The origins of Rio Toche (or witchcraft in La Jalca)| 07 September, 2010
Close to the La Jalca town there is a beautiful hill, like a green velvet rug, streched in a little andean valley called “La Pampa de Toche” (The Toche Pampa). Without a doubt it got that name because in the middle of the plain, like a thin, winding snake, flows the Toche river. It’s a river with a beautiful history.
In old times, in La Jalca, there was a woman who lived alone. She dedicated her time to practicing witchcraft. People of the town, knowing about those practices, fearful but indignant, requested the authorities to apply a severe punishment. It was so, after a long process, she was condemned to be beaten to death.
The witch knowing about her judgment and humiliated asked the authorities for clemency. Further she asked the people of the town that were assembled in the square whether she could change her punishment for the gift of water to La Jalca town, something that was vitally lacking at that time. The authorities and the people agreed with pleasure to this offer, but asked that the water came in thirty days.
The witch put certain conditions to fulfill her promise. She needed help constructing a little house in the mountain range, close to the Lic Lic Pugru Lagoon. She also required a large vat and possibly the hardest challenge, a newly-laid egg from a black rooster. All the requirements were fulfilled, by the authorities and with the collaboration of the people.
This was the way it happened. They passed, ten, twenty and thirty days but the water did not come to La Jalca. For this reason there was a new assembly to go and get the lying witch. When the commission came, she said that because of the cold the egg still hadn’t hatched and please, wait just another fifteen days.
During this time, the egg hatched and out came a thin snake, which fed on her milk and grew rapidly. The vat remained to shelter the small snake, the witch took it and left it to fall down into the Lic Lic Pugru Lagoon where it winded its way into the water. The commissioners, reaching the indicated date, returned to say to the witch that not even a drop of water was coming to the town. But she invited them to look at the lagoon where, with very much fright, they saw the great snake that was moving through the water. The commissioners, arming themselves with value in spite of the petitions of the witch, took their slings and stones and started throwing them at it. For this reason, the snake submerged in the lagoon and nobody saw it again.
The witch said: “You should not have bothered the mom of the water. Return to La Jalca and all of you will find a small creek. If you had left it a bit more, the snake would have grown and the town would have had a bigger river.” While the witch was speaking, the lagoon was drying off little by little. Because of this when the commissioners returned to look where the lagoon was, it was only a shallow pond of water and the snake had disappeared. On having been witnesses of this magic spectacle, the commissioners full of fear left the motionless witch and returned fast to La Jalca.
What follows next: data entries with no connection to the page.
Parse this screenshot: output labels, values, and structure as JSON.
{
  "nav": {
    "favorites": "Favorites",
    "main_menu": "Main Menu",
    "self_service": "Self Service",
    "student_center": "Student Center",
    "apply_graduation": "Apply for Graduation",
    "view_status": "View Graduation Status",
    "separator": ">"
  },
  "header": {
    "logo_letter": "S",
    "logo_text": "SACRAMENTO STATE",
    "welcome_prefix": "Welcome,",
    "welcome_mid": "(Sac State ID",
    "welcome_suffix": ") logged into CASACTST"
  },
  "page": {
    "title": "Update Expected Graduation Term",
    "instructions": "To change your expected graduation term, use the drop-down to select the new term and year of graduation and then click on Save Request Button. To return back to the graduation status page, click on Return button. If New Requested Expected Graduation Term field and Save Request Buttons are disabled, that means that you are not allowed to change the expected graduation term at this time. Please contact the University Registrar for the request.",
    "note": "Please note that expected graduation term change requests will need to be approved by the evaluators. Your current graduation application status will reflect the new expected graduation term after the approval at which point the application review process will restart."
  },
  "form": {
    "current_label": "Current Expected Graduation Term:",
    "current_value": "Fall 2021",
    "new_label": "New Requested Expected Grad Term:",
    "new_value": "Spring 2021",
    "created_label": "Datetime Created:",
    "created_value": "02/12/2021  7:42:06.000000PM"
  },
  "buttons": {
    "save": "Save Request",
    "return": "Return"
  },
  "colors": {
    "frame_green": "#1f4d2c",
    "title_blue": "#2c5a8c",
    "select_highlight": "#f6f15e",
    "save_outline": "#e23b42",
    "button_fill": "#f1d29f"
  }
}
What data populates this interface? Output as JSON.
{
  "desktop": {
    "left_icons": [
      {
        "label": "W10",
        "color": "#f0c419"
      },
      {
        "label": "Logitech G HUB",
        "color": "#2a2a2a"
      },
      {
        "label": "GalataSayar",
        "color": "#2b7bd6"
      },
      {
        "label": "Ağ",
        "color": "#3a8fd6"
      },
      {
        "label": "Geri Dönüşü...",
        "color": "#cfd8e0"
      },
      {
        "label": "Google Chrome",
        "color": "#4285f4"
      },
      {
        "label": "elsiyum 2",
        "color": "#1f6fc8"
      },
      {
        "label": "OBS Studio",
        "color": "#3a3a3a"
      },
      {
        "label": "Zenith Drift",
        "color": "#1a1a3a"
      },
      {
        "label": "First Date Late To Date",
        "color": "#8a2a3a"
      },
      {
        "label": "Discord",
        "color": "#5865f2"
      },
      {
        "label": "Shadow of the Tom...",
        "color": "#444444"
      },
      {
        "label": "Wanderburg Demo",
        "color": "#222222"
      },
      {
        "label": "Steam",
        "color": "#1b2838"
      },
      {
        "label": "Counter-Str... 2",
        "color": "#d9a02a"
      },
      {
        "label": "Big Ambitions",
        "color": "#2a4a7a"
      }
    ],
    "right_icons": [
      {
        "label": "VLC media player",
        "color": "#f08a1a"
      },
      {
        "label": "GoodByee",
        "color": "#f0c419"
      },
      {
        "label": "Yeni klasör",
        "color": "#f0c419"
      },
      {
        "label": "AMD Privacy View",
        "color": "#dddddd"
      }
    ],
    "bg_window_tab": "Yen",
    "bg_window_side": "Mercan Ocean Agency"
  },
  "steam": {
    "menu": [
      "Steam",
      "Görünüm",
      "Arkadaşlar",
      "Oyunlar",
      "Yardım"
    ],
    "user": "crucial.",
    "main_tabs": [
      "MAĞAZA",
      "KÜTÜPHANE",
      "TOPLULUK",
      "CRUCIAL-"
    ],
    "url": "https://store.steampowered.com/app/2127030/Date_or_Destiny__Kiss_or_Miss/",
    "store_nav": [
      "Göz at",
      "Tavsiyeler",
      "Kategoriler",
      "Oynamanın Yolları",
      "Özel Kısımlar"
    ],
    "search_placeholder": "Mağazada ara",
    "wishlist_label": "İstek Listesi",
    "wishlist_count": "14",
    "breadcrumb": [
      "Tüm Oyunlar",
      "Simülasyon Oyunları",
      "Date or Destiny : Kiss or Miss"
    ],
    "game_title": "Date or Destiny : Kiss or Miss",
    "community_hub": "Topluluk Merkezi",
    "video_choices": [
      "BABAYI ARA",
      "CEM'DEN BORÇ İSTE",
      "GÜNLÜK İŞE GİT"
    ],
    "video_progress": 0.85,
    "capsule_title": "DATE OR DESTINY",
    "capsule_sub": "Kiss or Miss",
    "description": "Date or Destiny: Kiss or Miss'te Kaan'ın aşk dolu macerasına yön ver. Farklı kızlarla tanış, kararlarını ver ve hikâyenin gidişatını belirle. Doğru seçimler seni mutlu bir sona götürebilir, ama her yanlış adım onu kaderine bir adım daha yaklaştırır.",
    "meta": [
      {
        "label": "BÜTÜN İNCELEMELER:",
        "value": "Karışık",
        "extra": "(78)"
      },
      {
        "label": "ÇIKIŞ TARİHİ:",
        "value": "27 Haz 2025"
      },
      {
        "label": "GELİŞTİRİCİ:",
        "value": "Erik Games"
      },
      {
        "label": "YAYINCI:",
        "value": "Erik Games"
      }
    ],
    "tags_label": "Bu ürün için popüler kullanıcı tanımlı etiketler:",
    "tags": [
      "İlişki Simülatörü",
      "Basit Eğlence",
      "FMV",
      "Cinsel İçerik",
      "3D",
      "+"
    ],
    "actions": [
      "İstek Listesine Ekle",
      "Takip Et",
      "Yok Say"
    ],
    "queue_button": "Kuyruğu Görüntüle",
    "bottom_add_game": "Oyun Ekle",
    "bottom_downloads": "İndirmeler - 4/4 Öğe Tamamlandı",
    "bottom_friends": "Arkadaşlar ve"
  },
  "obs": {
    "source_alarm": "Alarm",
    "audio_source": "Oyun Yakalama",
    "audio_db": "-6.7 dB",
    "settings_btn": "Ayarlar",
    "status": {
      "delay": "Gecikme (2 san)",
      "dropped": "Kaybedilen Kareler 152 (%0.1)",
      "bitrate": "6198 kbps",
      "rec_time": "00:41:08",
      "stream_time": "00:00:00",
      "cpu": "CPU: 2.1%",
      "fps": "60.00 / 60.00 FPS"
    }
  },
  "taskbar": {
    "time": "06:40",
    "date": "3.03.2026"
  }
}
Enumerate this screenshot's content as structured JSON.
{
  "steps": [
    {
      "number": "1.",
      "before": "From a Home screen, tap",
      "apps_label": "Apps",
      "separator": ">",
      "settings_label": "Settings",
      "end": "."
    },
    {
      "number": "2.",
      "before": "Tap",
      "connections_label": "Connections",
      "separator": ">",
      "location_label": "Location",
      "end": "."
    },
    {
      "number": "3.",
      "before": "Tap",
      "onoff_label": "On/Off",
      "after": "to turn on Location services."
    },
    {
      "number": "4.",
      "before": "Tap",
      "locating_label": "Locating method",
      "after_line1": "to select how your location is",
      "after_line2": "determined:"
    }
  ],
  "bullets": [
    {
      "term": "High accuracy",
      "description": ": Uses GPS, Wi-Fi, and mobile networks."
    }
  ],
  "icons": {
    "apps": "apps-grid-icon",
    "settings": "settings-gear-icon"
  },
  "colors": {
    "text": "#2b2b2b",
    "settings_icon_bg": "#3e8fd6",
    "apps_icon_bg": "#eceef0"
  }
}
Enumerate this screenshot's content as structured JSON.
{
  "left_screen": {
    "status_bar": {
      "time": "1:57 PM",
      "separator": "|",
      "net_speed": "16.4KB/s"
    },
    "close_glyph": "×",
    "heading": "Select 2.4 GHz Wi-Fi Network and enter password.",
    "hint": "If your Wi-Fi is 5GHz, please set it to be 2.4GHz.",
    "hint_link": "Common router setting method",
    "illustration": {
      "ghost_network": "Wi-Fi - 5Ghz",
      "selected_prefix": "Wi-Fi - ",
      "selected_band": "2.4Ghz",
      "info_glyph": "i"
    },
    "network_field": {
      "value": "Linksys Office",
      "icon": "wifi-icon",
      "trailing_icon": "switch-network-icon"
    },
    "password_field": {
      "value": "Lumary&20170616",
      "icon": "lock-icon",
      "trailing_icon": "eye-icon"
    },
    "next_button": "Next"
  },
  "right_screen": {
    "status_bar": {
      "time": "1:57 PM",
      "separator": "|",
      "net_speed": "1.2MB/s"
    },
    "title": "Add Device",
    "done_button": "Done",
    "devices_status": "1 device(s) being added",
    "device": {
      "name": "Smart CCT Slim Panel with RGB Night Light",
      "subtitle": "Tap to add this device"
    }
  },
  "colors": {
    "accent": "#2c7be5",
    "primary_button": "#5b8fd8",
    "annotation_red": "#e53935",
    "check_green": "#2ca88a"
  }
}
It was a big surprise when they observed that at the foot of Quisuar and Toche Pampa a crystalline creek had murmured its way in close to the way.
The commissioners continued running, then drank and refreshed themselves with its limpid waters. On having come already closer from The Jalca, amazed, they contemplated that in Toche’s pampas it caused the river to zig zag and when drawn, took on the shape of a serpent. The commissioners came to the people and found the authorities and everyone in the hill was astonished as they watched what was happening. From that time on water has never been absent for the people of La Jalca.
La Jalca lies in the Chachapoyas region of Amazonas, Peru. It is an area with a rich and diverse cultural heritage. Other famous stories to come from La Jalca include the history of their San Pedro celebrations, which feature a famous bear dance.